Help for health care
Current green and sustainable standards have done a great job of bringing terms like carbon neutral to the center of attention, but these standards need some work if they are truly going to help the health care market reach its carbon neutrality goals.
It is already possible to make a hospital carbon neutral, but there is a price tag that accompanies this title. The options listed show how it can be done while lowering operating costs.
If a facility can exceed the existing energy standards by a significant amount, there are federal tax deductions of up to $1.80 per square feet to offset this additional cost. This tax deduction is currently available through 2008, and Congress is working to extend it until 2013 and increase the deduction to $2.80 per square foot. A carbon-neutral hospital could also make additional income by selling its renewable energy and carbon credits.

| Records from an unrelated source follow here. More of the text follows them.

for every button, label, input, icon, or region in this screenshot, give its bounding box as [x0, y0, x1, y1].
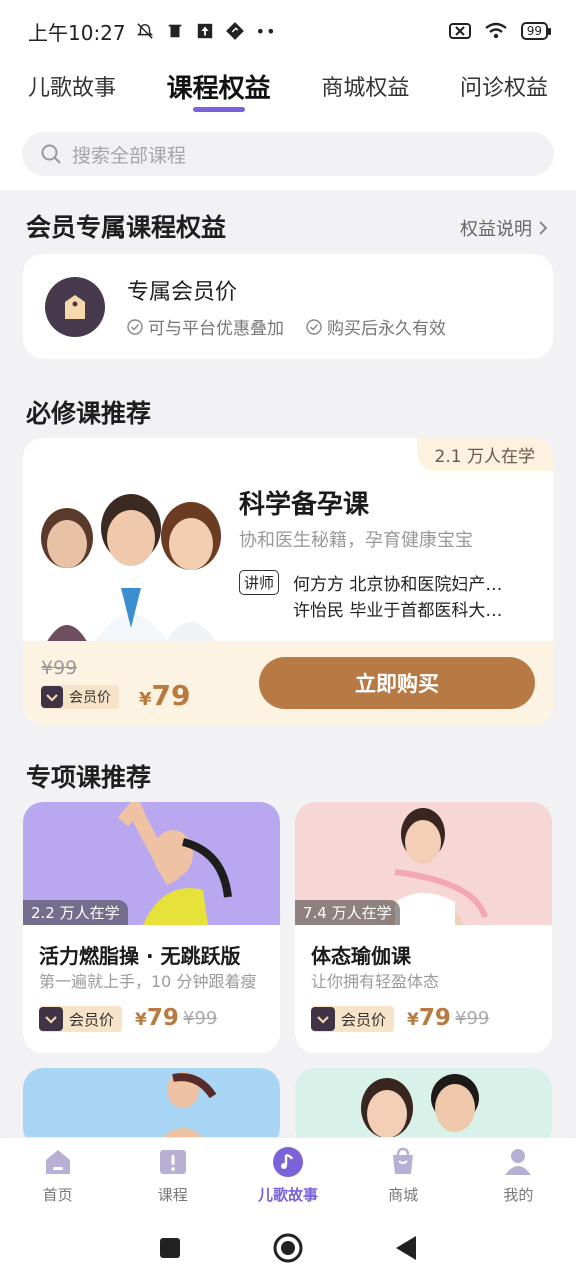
member-check-icon — [39, 1007, 63, 1031]
nav-songs-stories[interactable]: 儿歌故事 — [238, 1146, 338, 1215]
lecturer-badge: 讲师 — [239, 570, 280, 595]
member-benefit-card: 专属会员价 可与平台优惠叠加 购买后永久有效 — [23, 254, 553, 359]
member-check-icon — [311, 1007, 335, 1031]
member-price-tag: 会员价 — [41, 685, 119, 709]
bottom-navigation: 首页 课程 儿歌故事 商城 我的 — [0, 1137, 576, 1215]
member-check-icon — [41, 686, 63, 708]
course-title: 活力燃脂操 · 无跳跃版 — [39, 944, 241, 968]
learners-count: 2.2 万人在学 — [23, 900, 128, 925]
trash-icon — [168, 24, 181, 38]
required-course-card[interactable]: 2.1 万人在学 科学备孕课 协和医生秘籍，孕育健康宝宝 讲师 何方方 北京协和… — [23, 438, 553, 725]
no-sim-icon — [448, 23, 471, 39]
course-title: 科学备孕课 — [239, 490, 370, 520]
chevron-right-icon — [539, 221, 548, 235]
top-tab-bar: 儿歌故事 课程权益 商城权益 问诊权益 — [0, 62, 576, 124]
special-course-card[interactable] — [295, 1068, 552, 1148]
mute-bell-icon — [136, 23, 153, 39]
original-price: ¥99 — [455, 1008, 490, 1029]
original-price: ¥99 — [183, 1008, 218, 1029]
search-placeholder: 搜索全部课程 — [72, 144, 187, 167]
member-price-tag: 会员价 — [39, 1006, 123, 1032]
nav-home[interactable]: 首页 — [8, 1146, 108, 1215]
course-icon — [159, 1150, 186, 1174]
more-dots-icon: •• — [255, 21, 277, 41]
profile-icon — [505, 1149, 532, 1175]
lecturer-line: 许怡民 毕业于首都医科大… — [293, 601, 503, 621]
member-price: ¥79 — [407, 1005, 451, 1031]
required-section-title: 必修课推荐 — [26, 399, 152, 428]
search-icon — [41, 144, 61, 164]
member-price: ¥79 — [135, 1005, 179, 1031]
music-icon — [272, 1147, 303, 1177]
recent-apps-icon[interactable] — [158, 1236, 182, 1260]
member-section-title: 会员专属课程权益 — [26, 213, 227, 242]
shop-icon — [393, 1147, 414, 1174]
learners-count: 7.4 万人在学 — [295, 900, 400, 925]
benefit-item: 可与平台优惠叠加 — [127, 314, 284, 339]
member-price-tag: 会员价 — [311, 1006, 395, 1032]
special-section-title: 专项课推荐 — [26, 763, 152, 792]
learners-count: 2.1 万人在学 — [416, 438, 553, 471]
tab-course-benefits[interactable]: 课程权益 — [167, 62, 271, 118]
price-tag-icon — [65, 294, 85, 319]
status-time: 上午10:27 — [28, 20, 126, 45]
nav-profile[interactable]: 我的 — [468, 1146, 568, 1215]
tab-songs-stories[interactable]: 儿歌故事 — [28, 62, 116, 118]
system-navigation-bar — [0, 1215, 576, 1280]
course-subtitle: 第一遍就上手，10 分钟跟着瘦 — [39, 972, 257, 991]
original-price: ¥99 — [41, 657, 78, 679]
course-title: 体态瑜伽课 — [311, 944, 411, 968]
status-bar: 上午10:27 •• 99 — [0, 0, 576, 62]
benefit-explanation-label: 权益说明 — [460, 219, 532, 240]
battery-indicator: 99 — [520, 22, 552, 40]
home-circle-icon[interactable] — [272, 1232, 304, 1264]
wifi-icon — [484, 22, 507, 39]
tab-consult-benefits[interactable]: 问诊权益 — [460, 62, 548, 118]
course-cover-image — [295, 1068, 552, 1148]
search-area: 搜索全部课程 — [0, 124, 576, 190]
benefit-item: 购买后永久有效 — [306, 314, 446, 339]
price-bar: ¥99 会员价 ¥79 立即购买 — [23, 641, 553, 725]
member-price: ¥79 — [139, 679, 191, 712]
course-subtitle: 协和医生秘籍，孕育健康宝宝 — [239, 530, 473, 551]
tab-mall-benefits[interactable]: 商城权益 — [321, 62, 409, 118]
buy-now-button[interactable]: 立即购买 — [259, 657, 535, 709]
course-subtitle: 让你拥有轻盈体态 — [311, 972, 440, 991]
lecturer-line: 何方方 北京协和医院妇产… — [293, 575, 503, 595]
nav-shop[interactable]: 商城 — [353, 1146, 453, 1215]
nav-course[interactable]: 课程 — [123, 1146, 223, 1215]
special-course-card[interactable]: 7.4 万人在学 体态瑜伽课 让你拥有轻盈体态 会员价 ¥79 ¥99 — [295, 802, 552, 1053]
benefit-explanation-link[interactable]: 权益说明 — [460, 215, 548, 241]
benefit-title: 专属会员价 — [127, 280, 238, 305]
special-course-card[interactable] — [23, 1068, 280, 1148]
special-course-card[interactable]: 2.2 万人在学 活力燃脂操 · 无跳跃版 第一遍就上手，10 分钟跟着瘦 会员… — [23, 802, 280, 1053]
price-tag-badge — [45, 276, 105, 337]
search-input[interactable]: 搜索全部课程 — [22, 132, 554, 176]
back-icon[interactable] — [394, 1235, 418, 1261]
course-cover-image — [23, 1068, 280, 1148]
check-circle-icon — [127, 318, 143, 335]
navigation-icon — [225, 22, 244, 40]
doctors-photo — [37, 478, 227, 662]
home-icon — [45, 1150, 70, 1174]
upload-icon — [197, 23, 212, 39]
check-circle-icon — [306, 318, 322, 335]
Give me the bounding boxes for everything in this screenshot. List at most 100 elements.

Options like total energy recovery, variable air-volume systems, displacement ventilation and operable windows could yield significant energy savings and will have very good paybacks. These options are currently being used in parts of Europe and Asia, but many of these energy-efficiency features are limited by current health care standards, which should be revisited if the industry wants to take a serious step towards confronting climate change.